Tuesday, June 7, 2011

Next



Adam has finished his last day of first grade.  More accurately, his last hour of first grade.  He'll come home in a few minutes and the summer before second grade will begin.

With our last Adamless hour, Gretchen and I biked (I biked and she rode the trailer, which was more fun for me than for her, as she made clear) over to the grade school to drop off a flower for Adam's teacher and to pick up his epipen.  Then, because there was still a little time left, I rode around a nearby prairie preserve.  Gretchen complained the whole time, but in spite of that and the 90 degree heat, I felt wonderful.  I love riding the bike when I do not have to worry about getting hit by a car. 

I don't know how biking is going to go this summer.  Last summer we biked to swimming lessons most mornings.  But last year I could get in the pool with Gretchen, and this summer I will be stuck sweating on the the sidelines.  How sad!  I also don't know if the kids are just too big to both fit in the trailer this year.  They have both grown significantly since last summer.  It just might not work.  And neither one is proficient enough on bikes to ride their own.  And so good-bye to a lovely little season in my life that was biking with my children behind me.  I'm glad I did it.  I will miss it.  I could be very very sad about that.

But G and I can bike again in the fall.  We'll walk to preschool twice a week most weeks, and I will love that.  It will be a new season of contentment.  And eventually my children will ride their own bikes.  Eventually they may go with me on long long rides.  Who knows what life will bring.

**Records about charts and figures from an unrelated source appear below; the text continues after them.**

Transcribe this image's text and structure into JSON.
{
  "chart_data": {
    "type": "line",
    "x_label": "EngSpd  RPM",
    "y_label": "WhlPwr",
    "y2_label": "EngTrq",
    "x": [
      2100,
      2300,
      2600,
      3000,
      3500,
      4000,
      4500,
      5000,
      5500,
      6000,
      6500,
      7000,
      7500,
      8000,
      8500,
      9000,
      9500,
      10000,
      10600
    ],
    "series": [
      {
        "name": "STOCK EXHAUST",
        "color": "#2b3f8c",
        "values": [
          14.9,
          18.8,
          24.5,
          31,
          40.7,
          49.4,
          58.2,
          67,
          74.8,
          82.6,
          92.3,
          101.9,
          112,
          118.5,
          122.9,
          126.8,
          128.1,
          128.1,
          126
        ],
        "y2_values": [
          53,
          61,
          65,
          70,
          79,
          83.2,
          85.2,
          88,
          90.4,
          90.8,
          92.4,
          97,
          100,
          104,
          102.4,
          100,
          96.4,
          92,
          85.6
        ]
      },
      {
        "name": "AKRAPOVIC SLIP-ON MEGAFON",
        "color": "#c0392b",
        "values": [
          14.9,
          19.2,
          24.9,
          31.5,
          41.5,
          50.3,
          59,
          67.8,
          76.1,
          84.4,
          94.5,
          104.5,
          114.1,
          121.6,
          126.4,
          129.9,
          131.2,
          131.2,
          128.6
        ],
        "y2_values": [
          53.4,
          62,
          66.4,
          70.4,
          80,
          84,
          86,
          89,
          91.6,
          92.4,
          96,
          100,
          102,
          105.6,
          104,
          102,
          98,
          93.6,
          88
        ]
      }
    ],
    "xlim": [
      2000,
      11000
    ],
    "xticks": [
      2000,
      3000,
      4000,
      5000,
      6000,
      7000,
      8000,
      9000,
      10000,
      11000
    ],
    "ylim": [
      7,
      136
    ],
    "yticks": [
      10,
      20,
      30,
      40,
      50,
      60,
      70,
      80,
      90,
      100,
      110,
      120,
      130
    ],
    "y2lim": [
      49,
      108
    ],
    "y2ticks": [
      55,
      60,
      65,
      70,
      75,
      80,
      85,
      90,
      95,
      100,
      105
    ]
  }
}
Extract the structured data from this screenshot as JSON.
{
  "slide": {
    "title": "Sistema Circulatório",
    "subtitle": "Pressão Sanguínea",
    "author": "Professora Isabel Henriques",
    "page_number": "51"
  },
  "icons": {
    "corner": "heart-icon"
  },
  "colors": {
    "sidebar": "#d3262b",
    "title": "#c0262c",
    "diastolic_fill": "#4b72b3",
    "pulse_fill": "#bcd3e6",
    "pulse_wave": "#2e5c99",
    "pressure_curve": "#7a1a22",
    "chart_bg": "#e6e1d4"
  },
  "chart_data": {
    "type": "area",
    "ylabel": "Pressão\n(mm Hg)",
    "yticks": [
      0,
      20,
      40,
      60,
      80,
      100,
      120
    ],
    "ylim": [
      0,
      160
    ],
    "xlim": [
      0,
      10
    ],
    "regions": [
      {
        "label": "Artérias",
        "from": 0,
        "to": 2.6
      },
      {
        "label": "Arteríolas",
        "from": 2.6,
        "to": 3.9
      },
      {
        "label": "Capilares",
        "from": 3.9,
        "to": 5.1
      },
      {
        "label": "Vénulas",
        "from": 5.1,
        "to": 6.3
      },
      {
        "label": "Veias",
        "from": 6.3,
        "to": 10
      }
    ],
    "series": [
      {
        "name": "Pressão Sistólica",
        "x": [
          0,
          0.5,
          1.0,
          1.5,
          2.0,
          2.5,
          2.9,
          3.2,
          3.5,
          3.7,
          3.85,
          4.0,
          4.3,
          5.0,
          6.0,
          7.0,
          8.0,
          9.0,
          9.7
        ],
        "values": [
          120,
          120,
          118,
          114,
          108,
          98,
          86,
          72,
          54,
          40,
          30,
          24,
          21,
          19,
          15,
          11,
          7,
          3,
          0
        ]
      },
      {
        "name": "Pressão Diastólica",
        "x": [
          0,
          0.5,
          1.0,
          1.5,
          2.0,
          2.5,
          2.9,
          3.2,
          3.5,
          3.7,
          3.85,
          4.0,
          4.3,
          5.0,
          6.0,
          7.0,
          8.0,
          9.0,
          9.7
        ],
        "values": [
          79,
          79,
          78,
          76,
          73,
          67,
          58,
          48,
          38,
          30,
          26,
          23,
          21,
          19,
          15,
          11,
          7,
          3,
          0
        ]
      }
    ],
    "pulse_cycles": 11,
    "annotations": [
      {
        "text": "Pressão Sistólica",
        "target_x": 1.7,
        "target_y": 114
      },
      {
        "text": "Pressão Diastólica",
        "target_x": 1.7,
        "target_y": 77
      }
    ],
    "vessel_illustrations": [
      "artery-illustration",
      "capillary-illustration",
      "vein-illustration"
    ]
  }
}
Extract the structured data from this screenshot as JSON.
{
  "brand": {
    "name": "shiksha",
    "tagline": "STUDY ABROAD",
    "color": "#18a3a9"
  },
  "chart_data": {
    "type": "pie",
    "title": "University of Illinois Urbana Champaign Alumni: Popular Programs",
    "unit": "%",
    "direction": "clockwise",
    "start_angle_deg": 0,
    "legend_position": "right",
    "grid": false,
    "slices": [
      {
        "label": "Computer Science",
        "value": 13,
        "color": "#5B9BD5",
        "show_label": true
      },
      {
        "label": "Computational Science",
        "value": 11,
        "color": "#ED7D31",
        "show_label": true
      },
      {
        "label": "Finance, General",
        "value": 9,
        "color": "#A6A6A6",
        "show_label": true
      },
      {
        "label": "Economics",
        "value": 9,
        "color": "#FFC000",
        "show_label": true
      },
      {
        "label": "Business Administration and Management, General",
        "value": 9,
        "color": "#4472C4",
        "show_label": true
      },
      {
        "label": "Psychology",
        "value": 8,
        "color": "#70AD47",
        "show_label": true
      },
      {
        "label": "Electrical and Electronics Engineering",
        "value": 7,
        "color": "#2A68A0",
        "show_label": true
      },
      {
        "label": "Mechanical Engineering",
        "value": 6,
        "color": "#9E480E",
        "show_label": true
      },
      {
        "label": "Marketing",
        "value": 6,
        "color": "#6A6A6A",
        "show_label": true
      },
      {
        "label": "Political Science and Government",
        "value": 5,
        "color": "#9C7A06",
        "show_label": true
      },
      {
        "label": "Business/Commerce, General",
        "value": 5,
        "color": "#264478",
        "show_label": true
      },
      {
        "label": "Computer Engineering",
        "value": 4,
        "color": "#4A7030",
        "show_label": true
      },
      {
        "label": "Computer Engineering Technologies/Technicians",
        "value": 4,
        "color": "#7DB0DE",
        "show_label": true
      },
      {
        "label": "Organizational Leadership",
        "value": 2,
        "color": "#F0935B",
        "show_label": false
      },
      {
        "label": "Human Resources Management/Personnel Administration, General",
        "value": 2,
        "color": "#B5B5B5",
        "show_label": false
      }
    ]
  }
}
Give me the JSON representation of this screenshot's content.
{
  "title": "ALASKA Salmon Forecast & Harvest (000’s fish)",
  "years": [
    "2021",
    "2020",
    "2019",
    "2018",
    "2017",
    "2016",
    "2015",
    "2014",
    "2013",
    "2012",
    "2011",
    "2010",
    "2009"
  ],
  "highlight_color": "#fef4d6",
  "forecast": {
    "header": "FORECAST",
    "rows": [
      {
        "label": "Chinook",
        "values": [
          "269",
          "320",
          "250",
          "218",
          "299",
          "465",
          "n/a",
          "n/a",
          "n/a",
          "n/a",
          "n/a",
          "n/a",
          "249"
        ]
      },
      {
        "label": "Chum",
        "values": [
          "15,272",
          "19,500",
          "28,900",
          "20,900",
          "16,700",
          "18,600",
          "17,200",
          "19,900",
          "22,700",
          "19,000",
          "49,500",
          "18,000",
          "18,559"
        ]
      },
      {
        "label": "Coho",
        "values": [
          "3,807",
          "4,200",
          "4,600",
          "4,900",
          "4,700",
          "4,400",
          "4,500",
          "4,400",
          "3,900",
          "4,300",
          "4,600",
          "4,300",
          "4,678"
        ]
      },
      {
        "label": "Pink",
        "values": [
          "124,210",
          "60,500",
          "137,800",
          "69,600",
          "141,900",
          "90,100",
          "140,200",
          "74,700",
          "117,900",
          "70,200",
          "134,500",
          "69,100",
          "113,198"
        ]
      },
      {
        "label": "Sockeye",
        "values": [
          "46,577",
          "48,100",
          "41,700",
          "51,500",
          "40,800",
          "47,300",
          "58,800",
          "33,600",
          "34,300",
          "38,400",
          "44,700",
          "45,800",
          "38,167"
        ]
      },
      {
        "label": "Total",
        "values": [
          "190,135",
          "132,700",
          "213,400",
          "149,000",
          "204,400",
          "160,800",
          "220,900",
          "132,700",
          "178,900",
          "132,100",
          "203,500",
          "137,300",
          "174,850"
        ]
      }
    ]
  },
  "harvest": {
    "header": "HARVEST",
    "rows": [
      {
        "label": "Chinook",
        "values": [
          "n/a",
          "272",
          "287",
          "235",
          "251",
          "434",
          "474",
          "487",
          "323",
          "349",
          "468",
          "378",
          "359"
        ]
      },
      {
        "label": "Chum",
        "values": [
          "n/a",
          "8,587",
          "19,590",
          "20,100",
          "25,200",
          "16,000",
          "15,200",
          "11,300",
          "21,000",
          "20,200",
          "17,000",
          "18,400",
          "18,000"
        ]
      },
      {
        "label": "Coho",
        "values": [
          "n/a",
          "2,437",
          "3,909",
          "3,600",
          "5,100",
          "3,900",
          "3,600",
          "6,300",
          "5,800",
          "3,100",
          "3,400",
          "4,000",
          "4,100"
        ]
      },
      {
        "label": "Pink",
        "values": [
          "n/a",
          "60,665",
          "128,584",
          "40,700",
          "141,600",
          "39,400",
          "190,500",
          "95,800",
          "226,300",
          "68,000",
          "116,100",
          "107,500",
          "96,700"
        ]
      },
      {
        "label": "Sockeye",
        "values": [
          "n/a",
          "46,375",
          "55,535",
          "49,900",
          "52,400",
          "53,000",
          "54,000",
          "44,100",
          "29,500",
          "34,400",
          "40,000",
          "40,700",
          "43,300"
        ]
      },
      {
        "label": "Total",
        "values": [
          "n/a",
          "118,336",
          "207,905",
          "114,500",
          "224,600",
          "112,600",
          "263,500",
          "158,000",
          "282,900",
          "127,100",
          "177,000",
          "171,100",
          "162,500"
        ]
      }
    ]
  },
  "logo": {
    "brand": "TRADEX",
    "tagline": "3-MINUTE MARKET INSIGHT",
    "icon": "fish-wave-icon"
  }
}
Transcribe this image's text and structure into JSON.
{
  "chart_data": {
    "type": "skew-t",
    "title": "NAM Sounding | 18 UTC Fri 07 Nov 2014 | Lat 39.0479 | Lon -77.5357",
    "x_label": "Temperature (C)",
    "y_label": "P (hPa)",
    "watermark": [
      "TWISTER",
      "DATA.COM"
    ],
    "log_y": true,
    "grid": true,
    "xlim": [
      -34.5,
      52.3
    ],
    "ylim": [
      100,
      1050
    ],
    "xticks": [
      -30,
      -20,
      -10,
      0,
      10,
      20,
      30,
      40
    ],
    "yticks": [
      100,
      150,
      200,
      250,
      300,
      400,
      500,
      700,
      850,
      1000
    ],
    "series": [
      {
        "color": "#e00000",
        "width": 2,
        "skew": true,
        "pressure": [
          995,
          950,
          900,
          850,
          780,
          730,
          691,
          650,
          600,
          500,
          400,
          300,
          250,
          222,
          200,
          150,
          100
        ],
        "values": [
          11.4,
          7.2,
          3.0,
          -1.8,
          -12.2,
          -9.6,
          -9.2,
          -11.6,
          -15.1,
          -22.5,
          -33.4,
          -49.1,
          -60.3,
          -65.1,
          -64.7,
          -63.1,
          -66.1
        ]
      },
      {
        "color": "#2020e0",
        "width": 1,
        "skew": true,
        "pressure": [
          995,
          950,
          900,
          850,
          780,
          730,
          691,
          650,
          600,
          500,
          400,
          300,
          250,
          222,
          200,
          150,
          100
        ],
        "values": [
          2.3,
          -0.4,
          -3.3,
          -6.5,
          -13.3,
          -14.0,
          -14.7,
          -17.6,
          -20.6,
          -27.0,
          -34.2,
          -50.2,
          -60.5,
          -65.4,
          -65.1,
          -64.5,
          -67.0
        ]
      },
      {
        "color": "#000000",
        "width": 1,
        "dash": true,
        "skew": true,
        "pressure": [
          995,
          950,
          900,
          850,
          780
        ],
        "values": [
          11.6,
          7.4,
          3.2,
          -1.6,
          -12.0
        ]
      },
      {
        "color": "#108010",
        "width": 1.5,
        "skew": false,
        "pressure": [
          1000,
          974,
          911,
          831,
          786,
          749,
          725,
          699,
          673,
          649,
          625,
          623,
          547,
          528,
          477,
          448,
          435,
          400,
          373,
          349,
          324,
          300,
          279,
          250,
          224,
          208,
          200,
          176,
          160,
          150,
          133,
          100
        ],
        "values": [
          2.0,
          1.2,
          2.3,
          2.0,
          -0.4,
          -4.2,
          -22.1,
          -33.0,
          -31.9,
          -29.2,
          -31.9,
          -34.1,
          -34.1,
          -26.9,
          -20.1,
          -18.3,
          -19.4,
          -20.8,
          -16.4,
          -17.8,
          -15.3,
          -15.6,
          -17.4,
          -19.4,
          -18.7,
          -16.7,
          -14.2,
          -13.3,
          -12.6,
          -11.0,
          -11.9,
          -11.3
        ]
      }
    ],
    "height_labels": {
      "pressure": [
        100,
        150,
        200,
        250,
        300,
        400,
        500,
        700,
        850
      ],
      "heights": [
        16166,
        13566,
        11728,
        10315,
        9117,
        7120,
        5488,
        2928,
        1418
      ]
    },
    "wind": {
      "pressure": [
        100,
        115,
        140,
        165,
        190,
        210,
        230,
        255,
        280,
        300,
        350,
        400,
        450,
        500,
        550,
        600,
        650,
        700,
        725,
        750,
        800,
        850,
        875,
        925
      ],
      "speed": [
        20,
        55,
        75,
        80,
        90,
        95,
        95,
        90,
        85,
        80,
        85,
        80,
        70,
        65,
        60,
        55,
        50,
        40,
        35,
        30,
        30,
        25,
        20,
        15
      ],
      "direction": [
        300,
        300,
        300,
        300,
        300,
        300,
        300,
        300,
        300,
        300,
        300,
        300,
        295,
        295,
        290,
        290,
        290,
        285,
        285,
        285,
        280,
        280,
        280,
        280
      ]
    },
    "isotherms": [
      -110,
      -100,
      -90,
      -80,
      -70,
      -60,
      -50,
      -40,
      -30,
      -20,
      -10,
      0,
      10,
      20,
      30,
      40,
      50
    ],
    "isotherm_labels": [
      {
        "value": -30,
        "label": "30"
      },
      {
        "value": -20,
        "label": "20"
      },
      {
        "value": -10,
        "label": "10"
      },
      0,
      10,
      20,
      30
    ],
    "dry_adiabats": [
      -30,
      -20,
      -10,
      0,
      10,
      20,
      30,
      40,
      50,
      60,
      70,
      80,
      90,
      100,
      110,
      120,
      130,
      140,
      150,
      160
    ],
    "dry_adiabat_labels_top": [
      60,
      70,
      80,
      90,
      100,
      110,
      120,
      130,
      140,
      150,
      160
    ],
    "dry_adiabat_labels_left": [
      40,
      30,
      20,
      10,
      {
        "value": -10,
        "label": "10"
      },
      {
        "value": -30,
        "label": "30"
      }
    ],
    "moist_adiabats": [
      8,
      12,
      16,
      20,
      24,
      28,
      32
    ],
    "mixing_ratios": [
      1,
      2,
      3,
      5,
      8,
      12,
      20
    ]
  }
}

I think that is the secret to not breaking down into weepy tears on the last day of first grade: having lived long enough to learn that life is never ever going to stay put.  A perfect state of balance, once achieved, will shortly be upset.  Someone will grow or change or get involved in a new activity.  Someone will be born; someone will die.  Kids will outgrow some pleasures and grow into others.  Careers will end or change directions.  If one must mourn, one must also place trust in the future, that beauty and joy can be found again somewhere new.

This summer we will visit aunts and cousins and maybe the zoo.  We will go camping.  We will go to the library and the pool.  Maybe Adam will ride his bike without training wheels.  I will get up early and ride or run as the sun is rising.  The sun will stay up late and the neighbors will meet us in the back yard.  We'll whip up some mudslides and eat beans we grew in our new garden--maybe not together.  And if we look back, we will also look forward to the unknown blessings that await us.  Next.